Pharmaceutical giants within Europe have a “disproportionate” impact on the European Union and its decision making, a new report has claimed.
The text – entitled “Access Denied – What happens when Big Pharma is in the driver’s seat” – was compiled by both the UK charity StopAIDS, and French NGO Global Health Advocates.
In the beginning, the #EU advocated for global solidarity in the #COVID19 response & recognised vaccines as global public goods… yet ended up going off track, resulting in #AccessDenied for low-and-middle income countries.
Read more: https://t.co/aBuG7PpA5Z pic.twitter.com/DIU0CH437N
— GHA EU (@GHABrussels) January 25, 2023
It includes interviews with four MEPs, the Director General of the European Federation of Pharmaceutical Industries and Associations, various European Commission spokespersons, Moderna, Pfizer, the EU Ombudsman, and various other corporate watchdog groups in Europe.

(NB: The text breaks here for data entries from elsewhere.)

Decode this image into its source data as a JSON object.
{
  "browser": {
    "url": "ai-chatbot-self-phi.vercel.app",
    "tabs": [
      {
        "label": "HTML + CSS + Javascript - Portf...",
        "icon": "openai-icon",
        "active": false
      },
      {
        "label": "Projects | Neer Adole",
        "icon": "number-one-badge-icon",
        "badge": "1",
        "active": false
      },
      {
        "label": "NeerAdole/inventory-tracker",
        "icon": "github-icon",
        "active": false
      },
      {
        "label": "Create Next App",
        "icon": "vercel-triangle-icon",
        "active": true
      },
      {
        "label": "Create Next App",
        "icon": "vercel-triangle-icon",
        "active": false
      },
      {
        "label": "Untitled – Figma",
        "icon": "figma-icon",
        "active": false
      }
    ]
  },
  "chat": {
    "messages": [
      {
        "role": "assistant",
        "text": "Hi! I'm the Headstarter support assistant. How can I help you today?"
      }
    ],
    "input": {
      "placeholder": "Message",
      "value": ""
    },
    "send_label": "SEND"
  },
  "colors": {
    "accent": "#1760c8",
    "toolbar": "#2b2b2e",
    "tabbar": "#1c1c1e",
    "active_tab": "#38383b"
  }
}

The document claims that pharmaceutical companies and their “industry influence” may have led to some “car crash decisions” at the European level during the Covid-19 pandemic and “put the world at risk.”
“A key consequence of the COVID-19 pandemic has been the exacerbation of global systemic inequalities, most notably those between high and lower income countries,” it reads, adding that pharmaceutical products like vaccines were hoarded by Europe and not made available to other parts of the world for profit, leading to much higher death tolls in third world countries.
“We consider that it is clear that it was not global public health considerations that led the global response to the pandemic, but rather commercial, economic and geopolitical considerations,” the document adds.
The text’s authors also harshly criticise the EU’s censorship of vaccine procurement contracts between the bloc and pharma companies such as Pfizer, with large parts of the documents redacted to members of the public and politicians.
The report’s authors claim that these redactions “undermined public health in the name of profit.”
“We find that whilst industry influence existed even before the pandemic, this influence was magnified at a time when the continent was desperate to vaccinate its population in the face of a new virus,” the report’s executive summary reads.
“This resulted in accommodating industry requests on several matters, from pricing, liability, transparency, to intellectual property,” it added.
The report continues on to say that the European Commission was unduly “secretive” regarding pharmaceutical products compared to other state actors, withholding information that was “often arbitrary, inconsistent, and not related to the exceptions invoked under existing law to justify secrecy.”
“The EC (European Commission) also agreed to extensive confidentiality requirements with pharmaceutical corporations that may not be fully consistent with EU legislation,” the groups said.
This is not the first time the EU has been accused of a lack of transparency regarding its dealings with the pharmaceutical industry.
Last year the EU’s own ombudsman found that the European Commission was guilty of “maladministration” after it refused to released texts between President Ursula Von Der Leyen and Albert Bourla, the head of Pfizer.
Hi Nicolas,
The Ombudsman has closed this inquiry in July and upheld her finding of maladministration. You can find more information here: https://t.co/zrNITdF0mX
— European Ombudsman (@EUombudsman) August 18, 2022
“One year after the initial request by a journalist, the Commission has still not clarified whether messages reported to concern major vaccine procurement deals exist and whether the public is entitled to see them,” the Ombudsman said in a statement at the time.
“The Ombudsman had asked the Commission, in a finding of maladministration in January, to conduct a more thorough search for the text messages. The Commission’s recent response failed to say whether it had looked directly and correctly for the text messages and if not, why not.”